In this post i am going to show descriptive statistic example with R programming , i would like to presenting data in mean, standard deviation, maximum value, minimum value, and the last is range.
First thing i have to do is reading data. In this case, i would like to read The Sacramento crime January 2006 file contains 7,584 crime records in CSV format from this link and initialize it as a crime
variable :
crime <- read.csv('http://samplecsvs.s3.amazonaws.com/SacramentocrimeJanuary2006.csv',header=TRUE)
To see all variables name or column names used in crime data, i can use names
function
> names(crime)
[1] "cdatetime" "address" "district" "beat"
[5] "grid" "crimedescr" "ucr_ncic_code" "latitude"
[9] "longitude"
To show data per column just with simple data['names']

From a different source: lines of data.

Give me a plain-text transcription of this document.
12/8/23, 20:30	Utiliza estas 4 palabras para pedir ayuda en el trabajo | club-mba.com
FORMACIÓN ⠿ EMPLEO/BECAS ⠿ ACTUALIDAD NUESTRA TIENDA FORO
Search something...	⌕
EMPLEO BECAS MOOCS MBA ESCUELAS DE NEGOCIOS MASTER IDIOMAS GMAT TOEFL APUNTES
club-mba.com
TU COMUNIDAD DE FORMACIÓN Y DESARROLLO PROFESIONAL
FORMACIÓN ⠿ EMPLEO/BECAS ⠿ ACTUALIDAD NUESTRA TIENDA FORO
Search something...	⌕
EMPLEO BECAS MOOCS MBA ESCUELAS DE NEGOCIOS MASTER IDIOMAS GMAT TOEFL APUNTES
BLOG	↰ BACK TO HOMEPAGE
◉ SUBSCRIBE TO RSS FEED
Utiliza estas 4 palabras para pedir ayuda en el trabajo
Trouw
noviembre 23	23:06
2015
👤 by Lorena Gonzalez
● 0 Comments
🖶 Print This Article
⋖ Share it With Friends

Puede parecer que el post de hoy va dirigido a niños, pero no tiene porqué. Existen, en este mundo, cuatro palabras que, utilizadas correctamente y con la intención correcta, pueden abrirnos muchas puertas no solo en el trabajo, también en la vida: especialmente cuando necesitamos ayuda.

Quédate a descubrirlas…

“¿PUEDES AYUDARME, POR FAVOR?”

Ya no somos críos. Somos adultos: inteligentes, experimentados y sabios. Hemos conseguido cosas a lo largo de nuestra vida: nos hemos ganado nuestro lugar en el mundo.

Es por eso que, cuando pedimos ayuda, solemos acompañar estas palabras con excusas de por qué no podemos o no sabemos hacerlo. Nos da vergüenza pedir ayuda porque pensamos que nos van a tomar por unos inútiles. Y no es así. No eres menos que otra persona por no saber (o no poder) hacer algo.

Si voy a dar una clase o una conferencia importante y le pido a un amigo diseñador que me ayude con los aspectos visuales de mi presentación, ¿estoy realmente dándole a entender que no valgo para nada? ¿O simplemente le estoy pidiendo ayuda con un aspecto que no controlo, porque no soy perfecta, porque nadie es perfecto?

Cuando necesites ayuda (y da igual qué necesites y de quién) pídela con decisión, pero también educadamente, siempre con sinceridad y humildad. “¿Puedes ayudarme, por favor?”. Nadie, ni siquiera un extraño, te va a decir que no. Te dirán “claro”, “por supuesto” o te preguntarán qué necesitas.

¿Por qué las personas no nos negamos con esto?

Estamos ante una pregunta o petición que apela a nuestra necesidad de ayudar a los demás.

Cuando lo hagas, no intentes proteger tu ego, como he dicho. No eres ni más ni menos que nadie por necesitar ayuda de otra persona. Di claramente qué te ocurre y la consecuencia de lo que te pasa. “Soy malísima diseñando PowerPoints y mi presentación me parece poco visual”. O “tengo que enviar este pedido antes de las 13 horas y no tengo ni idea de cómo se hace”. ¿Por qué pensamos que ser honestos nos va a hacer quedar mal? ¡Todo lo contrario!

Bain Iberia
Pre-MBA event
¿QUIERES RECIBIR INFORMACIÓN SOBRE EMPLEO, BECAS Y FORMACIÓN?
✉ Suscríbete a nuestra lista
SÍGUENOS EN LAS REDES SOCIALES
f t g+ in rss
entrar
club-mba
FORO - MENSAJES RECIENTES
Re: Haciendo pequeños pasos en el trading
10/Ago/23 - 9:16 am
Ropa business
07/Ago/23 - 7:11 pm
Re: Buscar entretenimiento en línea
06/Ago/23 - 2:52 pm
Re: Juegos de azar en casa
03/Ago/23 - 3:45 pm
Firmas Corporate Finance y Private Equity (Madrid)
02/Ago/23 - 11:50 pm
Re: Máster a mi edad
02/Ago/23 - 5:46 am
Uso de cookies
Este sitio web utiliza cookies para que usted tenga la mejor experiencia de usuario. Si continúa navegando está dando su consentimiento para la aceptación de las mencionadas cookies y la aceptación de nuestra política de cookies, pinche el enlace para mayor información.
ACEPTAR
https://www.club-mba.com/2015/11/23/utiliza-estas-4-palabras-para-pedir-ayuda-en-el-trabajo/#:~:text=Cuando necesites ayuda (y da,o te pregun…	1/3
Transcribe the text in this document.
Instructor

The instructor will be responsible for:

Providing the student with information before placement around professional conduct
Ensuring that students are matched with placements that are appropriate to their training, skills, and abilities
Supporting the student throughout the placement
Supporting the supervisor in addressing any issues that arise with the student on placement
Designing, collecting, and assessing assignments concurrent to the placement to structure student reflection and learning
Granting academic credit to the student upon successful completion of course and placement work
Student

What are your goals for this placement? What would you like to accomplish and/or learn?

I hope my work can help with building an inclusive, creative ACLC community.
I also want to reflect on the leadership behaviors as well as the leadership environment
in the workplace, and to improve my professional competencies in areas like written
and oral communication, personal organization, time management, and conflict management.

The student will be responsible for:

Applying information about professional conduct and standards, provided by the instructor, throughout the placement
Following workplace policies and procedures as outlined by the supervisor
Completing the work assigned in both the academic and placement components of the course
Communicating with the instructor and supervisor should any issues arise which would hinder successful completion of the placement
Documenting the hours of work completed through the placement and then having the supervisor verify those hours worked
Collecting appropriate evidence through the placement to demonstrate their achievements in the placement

or ‘data$columnname, when i would like to implement this crime variable for getting grid data in the variable, it will be like this data['grid']
or this data$grid
Now, i’m going to go to the topic, there are some functions to show descriptive statistics in R, they are :
mean(varname)
for Meansd(varname)
for Standard deviationmax(varname)
for Maximum valuemin(varname)
for Minumum valuerange(varname)
for RangeQuite simple rigth? and now i am going to implement in on crime data,
> #showing mean
> mean(crime$district)
[1] 3.574631
> #showing standard deviation
> sd(crime$district)
[1] 1.642512
> #showing max value
> max(crime$district)
[1] 6
> #showing min value
> min(crime$district)
[1] 1
> #showing range data
> range(crime$district)
[1] 1 6
> #or we can do like this way
> #by attaching the variable data first
> attach(crime)
> mean(district)
[1] 3.574631
> sd(district)
[1] 1.642512
> max(district)
[1] 6
> min(district)
[1] 1
> range(district)
[1] 1 6
But how to show all descriptive statistic in all column? should we type it one by one? Actually there is a summary()
function for summarizing descriptive statistic for all column.
> summary(crime)
cdatetime address district
1/1/06 0:01 : 24 3555 AUBURN BLVD : 47 Min. :1.000
1/1/06 0:00 : 20 1689 ARDEN WAY : 31 1st Qu.:2.000
1/1/06 8:00 : 17 5770 FREEPORT BLVD : 29 Median :3.000
1/5/06 20:00: 14 2750 SUTTERVILLE RD: 26 Mean :3.575
1/18/06 8:00: 12 2250 68TH AVE : 23 3rd Qu.:5.000
1/23/06 0:00: 11 1695 ARDEN WAY : 21 Max. :6.000
(Other) :7486 (Other) :7407
beat grid crimedescr
2B : 521 Min. : 102.0 10851(A)VC TAKE VEH W/O OWNER: 653
3C : 491 1st Qu.: 567.0 TOWED/STORED VEH-14602.6 : 463
2C : 485 Median : 899.0 459 PC BURGLARY VEHICLE : 462
6A : 464 Mean : 916.3 TOWED/STORED VEHICLE : 434
6C : 457 3rd Qu.:1264.0 459 PC BURGLARY RESIDENCE : 356
2A : 450 Max. :1661.0 MISSING PERSON : 268
(Other) :4716 (Other) :4948
ucr_ncic_code latitude longitude
Min. : 909 Min. :38.44 Min. :-121.6
1st Qu.:2309 1st Qu.:38.52 1st Qu.:-121.5
Median :3532 Median :38.56 Median :-121.5
Mean :4275 Mean :38.56 Mean :-121.5
3rd Qu.:7000 3rd Qu.:38.61 3rd Qu.:-121.4
Max. :8102 Max. :38.68 Max. :-121.4
Thats at all, some way to calculate descriptive statistic with R programming, depend on me it’s very useful and amazing, hopefully it can helps beginner people in R.